Hi Team, Facing issue while loading into pinto thr...
# troubleshooting
m
Hi Team, Facing issue while loading into pinto through kafka getting _N value in string fileds even there is a data for those fields can any one help me on this.
k
whats the format of the data in kafka and whats the decoder you are using?
m
json in type of data and i'm using org.apache.pinot.plugin.stream.kafka.KafkaJSONMessageDecoder
k
do you have sample kafka message and pinot table config/schema
m
edw_data.txt,schema.json,table.json
Hi kishore any inputs?
m
Your data seems to have
_N
for the columns in your screenshot:
Copy code
{
  "NEW_CONTRACT_START_DATE": "1900-01-01 00:00:00.000",
  "EVENT_DATE": "2021-12-14 00:00:00.000",
  "MSISDN": "609041336",
  "NEW_CONTRACT_END_DATE": "1900-01-01 00:00:00.000",
  "ACCOUNT_ID": "_N",
  "PREVIOUS_IMEI": "_N",
  "EBA_PRODUCT_SK": "NOF",
  "ACQUISITION_MSISDN": "_N",
  "LOAD_PLATFORM_ID": "102",
  "EBA_PRICE_PLAN_SK": "0",
  "STATUS": "ACT",
  "EBA_CONTRACT_TYPE_SK": "0",
  "EBA_EVENT_TYPE_SK": "4",
  "BILL_ACCOUNT_ID": "_N",
  "EBA_EDW_TRANS_SK": "153023692",
  "CONNECTION_DATE": "2016-10-14 00:00:00.000",
  "LOADING_ID": "982",
  "TRANSACTION_DEALER_ID": "_N",
  "OLD_TENURE": "0.0",
  "OLD_CONTRACT_END_DATE": "1900-01-01 00:00:00.000",
  "UPGRADE_FLAG": "_N",
  "CURRENT_TENURE": "0.0",
  "NET_AMOUNT": "0.0",
  "EBA_BUSINESS_UNIT_SK": "0",
  "IMEI": "_N",
  "CONTRACT_ID": "_N",
  "EBA_FEATURE_GROUP_SK": "0",
  "EVENT_LOAD_DATE": "2016-10-01 00:00:00.000",
  "DISCONNECTION_DATE": "1900-01-01 00:00:00.000",
  "COMP_PERIOD": "2021-12-01 00:00:00.000",
  "CONNECTING_DEALER_ID": "43257",
  "ORDER_ID": "852083/5",
  "CUSTOMER_NAME": "_N",
  "SIM": "89037000000002108567",
  "PREVIOUS_SIM": "_N",
  "OLD_CONTRACT_START_DATE": "1900-01-01 00:00:00.000",
  "EBA_FROM_PRODUCT_SK": "_N"
}
@Mahesh babu ^^
m
Yes Mayank in my data there is _N in two records total six record ,only this two records are loading other records are not loading in to pinot.
m
what’s the output of
select count(*)
?
m
two
m
I think other records are being skipped because they may not be deserialized correctly as per the schema.
m
image.png
m
Any errors in debug api or in server log?
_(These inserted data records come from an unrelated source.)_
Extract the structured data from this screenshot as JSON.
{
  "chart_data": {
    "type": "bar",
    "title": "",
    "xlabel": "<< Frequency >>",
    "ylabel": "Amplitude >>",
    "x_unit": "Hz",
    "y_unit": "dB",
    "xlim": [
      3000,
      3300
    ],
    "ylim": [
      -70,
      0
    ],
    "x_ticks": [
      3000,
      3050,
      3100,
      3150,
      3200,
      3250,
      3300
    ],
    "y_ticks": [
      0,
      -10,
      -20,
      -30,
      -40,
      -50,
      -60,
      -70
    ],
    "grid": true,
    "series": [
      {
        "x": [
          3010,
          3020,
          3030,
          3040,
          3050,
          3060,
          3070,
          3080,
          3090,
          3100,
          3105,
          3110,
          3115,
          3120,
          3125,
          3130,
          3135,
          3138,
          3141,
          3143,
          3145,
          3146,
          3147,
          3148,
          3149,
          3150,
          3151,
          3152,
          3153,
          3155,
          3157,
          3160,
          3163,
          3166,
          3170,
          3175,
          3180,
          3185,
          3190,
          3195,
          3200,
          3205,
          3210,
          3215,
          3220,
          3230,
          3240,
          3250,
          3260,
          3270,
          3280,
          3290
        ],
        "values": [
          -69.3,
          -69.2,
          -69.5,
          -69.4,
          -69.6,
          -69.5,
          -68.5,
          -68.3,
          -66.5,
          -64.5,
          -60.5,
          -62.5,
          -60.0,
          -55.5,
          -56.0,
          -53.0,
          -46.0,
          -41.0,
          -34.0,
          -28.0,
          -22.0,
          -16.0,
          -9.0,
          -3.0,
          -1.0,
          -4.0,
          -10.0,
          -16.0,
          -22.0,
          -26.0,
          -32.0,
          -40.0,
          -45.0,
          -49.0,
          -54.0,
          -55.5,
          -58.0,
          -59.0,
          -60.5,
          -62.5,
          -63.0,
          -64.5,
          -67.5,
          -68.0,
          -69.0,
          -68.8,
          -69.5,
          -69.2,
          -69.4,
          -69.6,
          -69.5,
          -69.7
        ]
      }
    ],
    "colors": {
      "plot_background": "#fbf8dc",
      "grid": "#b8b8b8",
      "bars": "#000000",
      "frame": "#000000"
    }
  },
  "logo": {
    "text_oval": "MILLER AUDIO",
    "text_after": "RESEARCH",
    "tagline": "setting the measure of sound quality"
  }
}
I suspect the time column for those rows is null, which is why they are dropped
m
Ok let me check that.
i changed data type to string those who has null dates but still coming only two records.
m
Time column is not allowed to be null for realtime table
m
I used EVENT_DATA as time column that column has values for all the records but other date columns i changed to string datatype.
m
Are there records that are ingested in Pinot where other columns are null?
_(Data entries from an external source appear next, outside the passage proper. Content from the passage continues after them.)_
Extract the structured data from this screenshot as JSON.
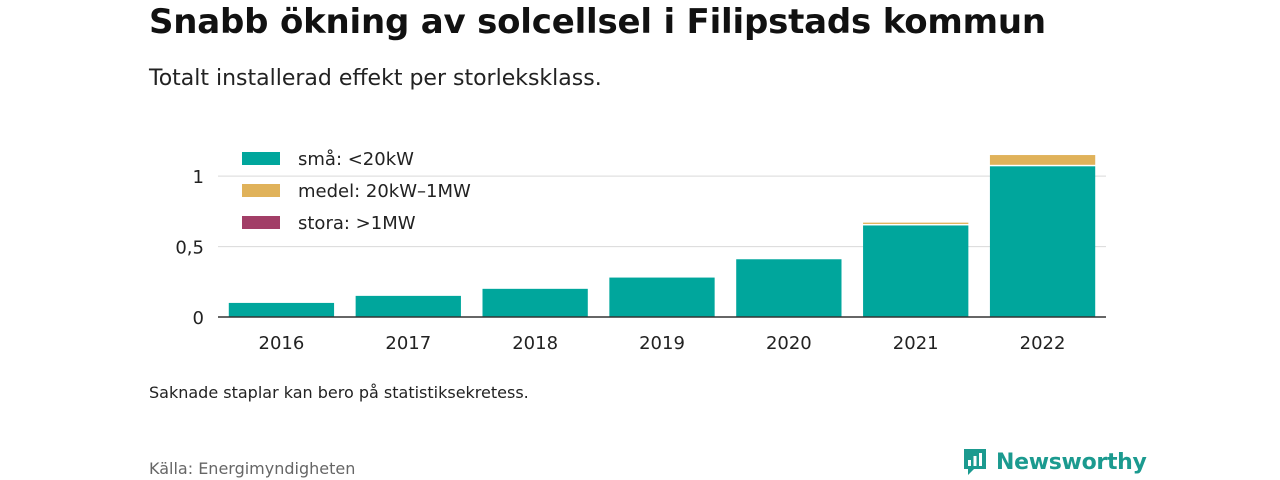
{
  "title": "Snabb ökning av solcellsel i Filipstads kommun",
  "subtitle": "Totalt installerad effekt per storleksklass.",
  "note": "Saknade staplar kan bero på statistiksekretess.",
  "source": "Källa: Energimyndigheten",
  "brand": {
    "name": "Newsworthy",
    "icon": "newsworthy-logo-icon",
    "color": "#1b9a8f"
  },
  "chart_data": {
    "type": "bar",
    "stacked": true,
    "categories": [
      "2016",
      "2017",
      "2018",
      "2019",
      "2020",
      "2021",
      "2022"
    ],
    "series": [
      {
        "name": "små: <20kW",
        "color": "#00a69c",
        "values": [
          0.1,
          0.15,
          0.2,
          0.28,
          0.41,
          0.65,
          1.07
        ]
      },
      {
        "name": "medel: 20kW–1MW",
        "color": "#e0b25a",
        "values": [
          0,
          0,
          0,
          0,
          0,
          0.02,
          0.08
        ]
      },
      {
        "name": "stora: >1MW",
        "color": "#a23e67",
        "values": [
          0,
          0,
          0,
          0,
          0,
          0,
          0
        ]
      }
    ],
    "yticks": [
      {
        "value": 0,
        "label": "0"
      },
      {
        "value": 0.5,
        "label": "0,5"
      },
      {
        "value": 1,
        "label": "1"
      }
    ],
    "ylim": [
      0,
      1.2
    ],
    "grid": true,
    "legend": "top-left"
  }
}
Also, for the 2 records that are ingested, what is the value of the other time columns you see?
m
image.png
i can see date values
m
So this means that if time columns are null, then those are dropped, right?
m
yes those who has null values those records are dropped.
m
Right, time column(s) are not expected to be null for real-time tables.
Is this a real use case, or just test data? Trying to understand if there’s a business use case that requires null time columns for some of them.
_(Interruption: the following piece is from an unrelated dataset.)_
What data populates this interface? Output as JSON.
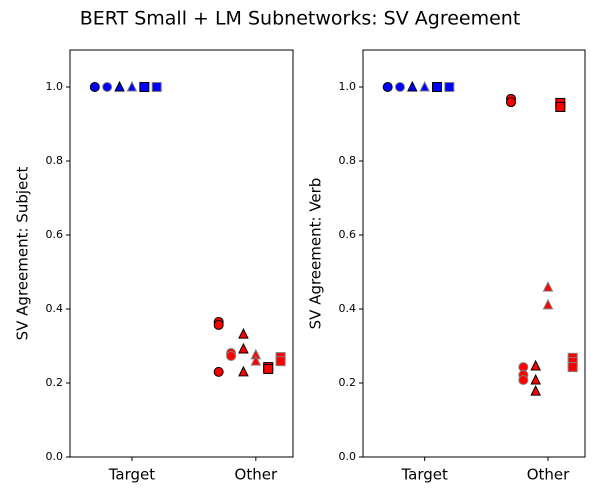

Can you check if the debug api (in swagger) bubbles up any errors from server @Mahesh babu
m
in server there is issues like 2022/05/31 031738.622 ERROR [JSONMessageDecoder] [EDW_TRANSACTION_SCHEMA3__0__0__20220531T0317Z] Caught exception while decoding row, discarding row. Payload is java.lang.NullPointerException: null
this is the real usecase.
can we have csv record reader on kafka.stream
k
CSV is typically a file and the first line (header) contains the schema. We can easily add a decoder to Pinot that takes a CSV and and schema as part of the decoder config. But this is not a good design because the input data schema can never change. suggest sticking to formats like Avro that support schema evolution.. JSON does not really support it but it does not need it since each record has the schema embedded
m
Right, I am trying to see if the debug api also surfaces this error.
m
in swagger there is no server tab to check ,where i have to chech that logs in swagger
m
There is a
debug
api in table
m
there is no debug under table tab.
image.png
m
It is under cluster
image.png
m
there is a issue with datatype where we have float and getting null value
Copy code
"stackTrace": "java.lang.RuntimeException: Caught exception while transforming data type for column: OLD_TENURE\
i'm getting this error in debug errorMessage": "Did not get any response from servers for segment: